We’ve been calling Poly/Lakewood football the Moore League Super Bowl, so it’s probably time to crown this fantastic rivalry with a moniker, too.  The Moore League World Cup Final, perhaps?

Both meetings between Poly and Wilson’s girls’ soccer teams last season ended with one team in tears, consumed by emotion—due to the fierceness of the rivalry, and the quality of competition between them (in a league that has been a cut below both of them for a few years), the Rabbits and Bruins have long had one of the Moore League’s most emotional rivalries.  After a back-and-forth 2-2 draw on Tuesday, there’s no doubt it’s also one of the city’s most physical battles—and exciting, too.

How brutal was it?  In addition to injuries on both sides, two goals were scored on penalty kicks, both on deserved calls.  Scoring started 30 minutes in, after the first PK was awarded to the Bruins’ Kaitlin Hellman.  Poly fans protested because her hand touched the ball, but our video appears to show that she was shoved pretty hard in the back, causing her arm to go up.  Hellman drilled it to the left corner of the net, giving Wilson a 1-0 lead.
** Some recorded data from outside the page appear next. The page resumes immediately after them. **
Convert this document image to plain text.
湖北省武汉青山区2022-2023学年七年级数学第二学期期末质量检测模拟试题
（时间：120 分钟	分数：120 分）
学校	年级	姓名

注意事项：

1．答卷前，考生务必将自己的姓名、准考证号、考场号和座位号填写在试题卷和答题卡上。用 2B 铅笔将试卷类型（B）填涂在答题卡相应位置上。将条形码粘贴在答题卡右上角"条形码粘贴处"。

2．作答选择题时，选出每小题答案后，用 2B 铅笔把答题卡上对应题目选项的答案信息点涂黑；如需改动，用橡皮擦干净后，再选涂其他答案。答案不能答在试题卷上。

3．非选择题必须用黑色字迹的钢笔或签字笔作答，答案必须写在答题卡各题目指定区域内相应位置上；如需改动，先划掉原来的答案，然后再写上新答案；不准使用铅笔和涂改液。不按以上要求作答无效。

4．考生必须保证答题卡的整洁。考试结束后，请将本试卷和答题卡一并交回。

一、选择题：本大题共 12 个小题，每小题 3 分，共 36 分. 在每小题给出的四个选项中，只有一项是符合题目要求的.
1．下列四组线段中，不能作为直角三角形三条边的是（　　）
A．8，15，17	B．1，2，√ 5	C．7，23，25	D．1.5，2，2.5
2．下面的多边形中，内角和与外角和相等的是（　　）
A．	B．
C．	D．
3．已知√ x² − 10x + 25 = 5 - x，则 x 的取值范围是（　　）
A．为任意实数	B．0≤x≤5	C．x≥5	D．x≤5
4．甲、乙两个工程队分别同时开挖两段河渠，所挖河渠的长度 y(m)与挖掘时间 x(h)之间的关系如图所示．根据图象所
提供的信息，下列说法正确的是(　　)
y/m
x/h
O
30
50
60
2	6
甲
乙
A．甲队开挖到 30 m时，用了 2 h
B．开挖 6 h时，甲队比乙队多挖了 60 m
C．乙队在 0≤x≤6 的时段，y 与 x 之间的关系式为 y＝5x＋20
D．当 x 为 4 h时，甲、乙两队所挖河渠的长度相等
Poly got the equalizer just a few minutes into the second half on an early candidate for goal of the year from Ebonie Buenrostro, who hit a turnaround 30-yard strike into the top left corner of the goal, that was placed so perfectly Wilson’s keeper Breegan Saller didn’t even have much of a shot at it.  “She’s been working on that all season long,” said Poly coach Teri Collins.  “She scored two like that in the Aliso Cup—she has deadball service.”

Wilson again took the lead about halfway through the second half after Emily Dillon, who had been putting great pressure on all game, finally broke through the Poly D, and put a rabbit shot through the hands, and over the head of Rabbit keeper Celeste Moncure, who tried to play Dillon close.  But with ten minutes remaining in the game, Poly’s Jazmine Rhodes had her relentless attack rewarded with a PK after she was taken down in the box.  Rhodes went left pocket as well, and the game knotted at 2-2, where it would finish.

There was plenty of griping from both sidelines about the officiating, with Wilson fans steaming as they left the field after the game, due to what they felt as an unfair shift in the strictness of calls in the second half (Wilson coach Jason Kirkwood called the officiating “inconsistent”).  Still, despite the frustration of feeling like his team was fighting against the refs, and the sting of giving up two leads, Kirkwood remained positive.  “It was what we expected—a tough battle with Poly, our main competition in the league.  We got a positive result on the road.”

While acknowledging there were “erratic stretches” in the officiating, Collins said she didn’t see an undue shift in the level of plays whistled.  “These games are so much fun,” she said, referring to the five-deep crowd that lined Poly’s side.  “We don’t get a lot of them.”  Expressing pride at the way her team battled back into the game despite being down twice, Collins said, “Good teams find a way to win—we didn’t win, but we played hard and found a way to get back in the game.”

Credit to the excellent middles on both teams, who helped push the tempo and keep the game exciting on both ends of the field—in particular, Wilson’s Kim Marshall and Poly’s Megan Brock and Alexis Leyba competed hard.  And, in a great display of sportsmanship that underlined the positive nature of a high school rivalry, the game closed with a fitting image.  Rhodes, who had fought so hard for position in the Wilson box all game, and earned the equalizing PK, was trying to do the same as time expired, and fell awkwardly on her knee, twisting it.  As the final whistle blew, she was on the ground holding the knee—while being looked over, and eventually helped up, by Wilson’s Renee Mendiola, further proof that while this is one of the league’s fiercest rivalries, it’s also one of the classiest.